Гавен не выносил Мученика, даже его громкий голос вызывал в нем внутреннюю дрожь. Если Мученик на заседании Совета вскакивал с очередным запросом, Гавен попросту выходил из комнаты.
— Анекдот, — сказала Островская. — Наш революционный соперник вместе с офицерьем! И чего его понесло?
— Я сам удивляюсь. Я думал, он наложил в штаны и сидит под кроватью, а он ночью на Малахов курган поперся.
— Теперь берегись, — сказала Нина, — Он в тюрьме получит информацию… лишнюю информацию. Это плохо.

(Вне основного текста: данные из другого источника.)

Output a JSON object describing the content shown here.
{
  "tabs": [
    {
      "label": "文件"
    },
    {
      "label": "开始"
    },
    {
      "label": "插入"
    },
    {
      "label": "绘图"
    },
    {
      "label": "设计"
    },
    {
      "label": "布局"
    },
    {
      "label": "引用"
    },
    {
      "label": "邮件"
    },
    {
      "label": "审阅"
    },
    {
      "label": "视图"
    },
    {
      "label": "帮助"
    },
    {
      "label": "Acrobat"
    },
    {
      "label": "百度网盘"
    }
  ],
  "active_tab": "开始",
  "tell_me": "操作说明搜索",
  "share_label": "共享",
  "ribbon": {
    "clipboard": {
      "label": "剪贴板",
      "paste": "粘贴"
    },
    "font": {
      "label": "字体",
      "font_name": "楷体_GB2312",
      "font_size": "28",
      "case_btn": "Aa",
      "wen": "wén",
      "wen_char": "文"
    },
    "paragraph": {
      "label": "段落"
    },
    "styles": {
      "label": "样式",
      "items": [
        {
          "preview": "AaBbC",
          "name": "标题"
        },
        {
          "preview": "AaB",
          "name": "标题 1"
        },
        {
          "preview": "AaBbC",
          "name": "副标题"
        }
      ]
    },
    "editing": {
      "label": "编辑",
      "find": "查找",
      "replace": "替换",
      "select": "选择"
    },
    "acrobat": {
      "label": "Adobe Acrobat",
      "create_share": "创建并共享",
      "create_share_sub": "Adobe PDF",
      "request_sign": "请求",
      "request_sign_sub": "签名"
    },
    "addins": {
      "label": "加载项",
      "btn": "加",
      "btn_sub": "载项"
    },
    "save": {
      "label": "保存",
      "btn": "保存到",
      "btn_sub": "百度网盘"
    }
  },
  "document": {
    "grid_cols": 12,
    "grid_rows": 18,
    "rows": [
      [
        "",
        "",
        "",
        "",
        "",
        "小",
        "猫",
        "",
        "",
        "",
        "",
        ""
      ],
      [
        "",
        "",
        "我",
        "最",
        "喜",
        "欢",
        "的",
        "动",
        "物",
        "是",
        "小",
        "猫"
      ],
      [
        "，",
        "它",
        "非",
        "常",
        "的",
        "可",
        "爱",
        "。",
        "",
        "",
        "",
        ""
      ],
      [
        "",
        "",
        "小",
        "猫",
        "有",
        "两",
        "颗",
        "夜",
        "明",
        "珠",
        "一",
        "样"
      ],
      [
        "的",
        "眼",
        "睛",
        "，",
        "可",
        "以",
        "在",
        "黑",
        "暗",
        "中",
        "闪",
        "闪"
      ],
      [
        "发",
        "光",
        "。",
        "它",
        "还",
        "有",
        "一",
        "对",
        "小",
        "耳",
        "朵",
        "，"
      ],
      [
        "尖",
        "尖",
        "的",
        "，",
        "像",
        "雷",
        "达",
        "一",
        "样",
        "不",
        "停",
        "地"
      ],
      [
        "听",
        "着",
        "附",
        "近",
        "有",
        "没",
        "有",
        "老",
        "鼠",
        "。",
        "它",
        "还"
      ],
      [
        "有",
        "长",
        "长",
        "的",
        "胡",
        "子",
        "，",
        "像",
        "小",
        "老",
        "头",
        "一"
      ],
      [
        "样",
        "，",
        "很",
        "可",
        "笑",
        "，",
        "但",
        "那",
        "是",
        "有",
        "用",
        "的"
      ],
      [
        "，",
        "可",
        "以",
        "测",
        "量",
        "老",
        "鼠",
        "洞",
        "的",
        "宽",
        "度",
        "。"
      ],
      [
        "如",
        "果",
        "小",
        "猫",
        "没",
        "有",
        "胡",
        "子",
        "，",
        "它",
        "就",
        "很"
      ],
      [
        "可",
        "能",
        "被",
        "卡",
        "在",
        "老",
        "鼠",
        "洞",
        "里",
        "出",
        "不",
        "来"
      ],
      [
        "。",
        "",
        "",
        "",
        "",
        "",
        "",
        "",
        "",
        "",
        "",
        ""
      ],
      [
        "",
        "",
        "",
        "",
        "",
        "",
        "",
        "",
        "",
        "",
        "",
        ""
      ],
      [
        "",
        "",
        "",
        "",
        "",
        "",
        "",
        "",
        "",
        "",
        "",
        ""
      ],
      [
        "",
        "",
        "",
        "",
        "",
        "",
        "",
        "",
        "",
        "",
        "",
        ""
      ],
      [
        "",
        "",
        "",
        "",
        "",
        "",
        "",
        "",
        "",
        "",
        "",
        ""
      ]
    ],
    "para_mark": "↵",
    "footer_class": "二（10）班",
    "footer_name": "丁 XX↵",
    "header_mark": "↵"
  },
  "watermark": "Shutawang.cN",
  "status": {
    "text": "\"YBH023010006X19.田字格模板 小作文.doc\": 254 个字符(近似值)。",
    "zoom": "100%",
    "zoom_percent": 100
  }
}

— Не получит, — сказал Гавен, ставя возле фамилии Мученика буковку «о» и крестик для надежности. — Не получит он никакой информации, потому что его отправят в штаб Духонина. Вместе с его подзащитными.
— Ты решил его не освобождать?
— Вот именно. Трагическая случайность.
— Трагическая случайность неожиданно оборвала жизнь нашего старого товарища, члена Севастопольского Совета от партии социал-демократов меньшевиков… Нет, не трожь его. Меньшевики поднимут вой.
— История не прощает либерализма, — возразил Гавен. — Мученик для нас опаснее, чем сто офицеров, — он враг внутренний, маскирующийся под революционера.
— Ты просто его не выносишь. И сам велел его арестовать.
— Его не выносит мое классовое чутье, — сказал Гавен.
— К какому классу принадлежим? — ядовито спросила Нина.
Гавен сложил список, подошел к двери и крикнул:
— Шашурин!
Вошел толстый вольноопределяющийся с красным носом.
— Товарищи из тюрьмы ждут?
— Сидят, чай пьют.
— Отлично. Передай товарищам этот список. Они знают, что делать.
Гавен вернулся в комнату и сказал:
— Как я хочу спать!
— Революция — это бессонница, — сказала Нина Островская. Потом подумала немного и добавила: — Но я продолжаю настаивать на освобождении Мученика.
— Я учел ваше мнение, товарищ Островская, — официально сказал Гавен и улегся, не снимая сапог, на продавленный кожаный диван. — А теперь можно поспать. Хотя бы час.
Островская вышла, хлопнув дверью.
* * *
Странное, тягучее, почти праздничное напряжение все более овладевало Андреем по мере того, как приближалась ночь. И это происходило не только с ним, но и с прочими обитателями большой камеры. Никто не спал. Многие стояли или пытались ходить, вызывая раздражение и ругань тех, кто оставался сидеть на полу. Люди не разговаривали, а перебрасывались отдельными фразами как будто для того только, чтобы не упустить тот момент, когда начнет отворяться дверь. «Я провел с этими людьми почти целый день, — думал Андрей, — но за исключением Елисея и Оспенского я никого не заметил, и если когда-нибудь судьба, уберегши меня, столкнет с одним из соседей по камере, я же его не узнаю!»
— Почему все страшное происходит ночью? — сказал Андрей. — И чудеса, и смерть.
— Люди даже умирают под утро, — сказал Оспенский, — это медицинский факт.
— У нас все объясняется просто, — объяснил Елисей Евсеевич. — Днем матросы и прочие власти заняты на митингах и грабежах, вечером они пропивают награбленное, а ночью занимаются делами.
Елисей Евсеевич будто сам себя уговаривал, потому что и он оробел перед лицом безжалостной ночи.
Дверь раскрылась часов в одиннадцать — сначала все услышали, как по коридору идут люди, и ждали — у этой камеры они остановятся или пройдут дальше. Остановились. Щелкнула заслонка, потом со скрипом, будто что-то железное упало на пол, открылся замок, и дверь поехала внутрь. Надзиратель с фонарем крикнул, светя на лист бумаги:
— Ладушкин!
По камере пронесся облегченный вздох и потом прервался. Все слушали, как с нар сползал и, прихрамывая, шел к двери черный сутулый силуэт — память о человеке, который мелькнул в жизни и никто не разглядел его лица.